In Opposition proceedings brought by Teva regarding IL 130424 to Pfizer, the IP Arbitrator at the Israel Patent Office decided, that Inventiveness is not something dependent on how an invention was discovered, but depends on objective criteria. Thus, if optimization was achieved by some breakthrough, but could be achieved by routine engineering practice, then there is no inventive step. Based on this logic, Shmulovich, the IP Arbitrator, decided that there was no case for opponent of a patent issuing to request that applicant provides evidence of how they made the invention.
So far so good. The problem appears to be that with sufficient experimentation, with an infinite number of monkeys mixing chemicals, or with computerized simulations, it is possible to optimize anything. Does this mean that all chemistry optimization patents are out as lacking inventive step? Teva will probably have mixed feelings about that as they have synthesis and dosing patents themselves…
I have mixed feelings regarding testing hunches on human beings and believe that Edward Jenner, the discover of vaccinations, should be retroactively tried for crimes against humanity for infecting a boy with small pox to test his theory that cow pox provides immunity, since, as far as research with humans is concerned, I do not accept that the ends justify the means.

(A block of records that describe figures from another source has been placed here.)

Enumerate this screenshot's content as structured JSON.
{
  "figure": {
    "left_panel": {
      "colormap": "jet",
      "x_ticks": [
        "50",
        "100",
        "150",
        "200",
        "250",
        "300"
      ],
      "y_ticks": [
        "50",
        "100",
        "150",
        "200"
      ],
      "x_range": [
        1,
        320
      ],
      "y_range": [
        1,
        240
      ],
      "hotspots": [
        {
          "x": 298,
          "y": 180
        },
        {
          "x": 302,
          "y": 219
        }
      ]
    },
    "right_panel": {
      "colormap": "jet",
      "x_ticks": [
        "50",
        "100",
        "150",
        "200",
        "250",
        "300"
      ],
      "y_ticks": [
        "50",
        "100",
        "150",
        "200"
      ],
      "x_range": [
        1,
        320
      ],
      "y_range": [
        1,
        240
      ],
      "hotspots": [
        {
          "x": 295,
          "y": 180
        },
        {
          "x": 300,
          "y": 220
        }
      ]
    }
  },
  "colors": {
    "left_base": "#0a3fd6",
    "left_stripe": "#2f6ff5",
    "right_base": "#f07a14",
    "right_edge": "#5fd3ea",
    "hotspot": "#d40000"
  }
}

I have no problem with animal experiments and vivisection for the human good, at least as far as drug development goes, but have an ethical dilemma as far as the free choice available to prisoners in gaols, but I digress.
My point is that unlike Novelty which is objective, Inventiveness is subjective and is not defined anywhere. Certainly, when prosecuting applications before the examiners in Israel, as a patent attorney representing the applicant, I argue that there is an inventive step and the examiner argues that there isn’t. Each of us has a job to do, one of us wins, but there is nothing ‘objective’ in our relative positions or in the eventual scope of the patent that is allowed, and it is a little extreme for Shmulovich to claim otherwise.
A minor victory for Pfizer, with a 2000 NIS fine ($500) imposed on Teva for trying an imaginative and creative, but ill-considered defense.

An excellent article (Amy Nelson/”Obviousness or Inventive Step as Applied to Nucleic Acid
Molecules: A Global Perspective”,NORTH CAROLINA JOURNAL OF LAW & TECHNOLOGY
VOLUME 6, ISSUE 1: FALL 2004) provides a review of the approaches to inventiveness related to nucleic acids and peptides, in various countries.
for example, in US:
“One of the earliest court decisions regarding obviousness as
it applies to nucleic acid molecules in the United States related to
isolation of a human genomic DNA encoding erythropoietin
(“EPO”) (Amgen Inc. v. Chugai Pharm. Co. Ltd., 927 F.2d 1200 (Fed. Cir. 1991)) …the court
focused on the likelihood that the method of DNA isolation would
succeed.”
“In stark contrast to the Amgen decision, more recent
decisions by the Federal Circuit have focused on the structural
obviousness of the nucleic acid molecules themselves, rather than
on the obviousness of the methods for their isolation.”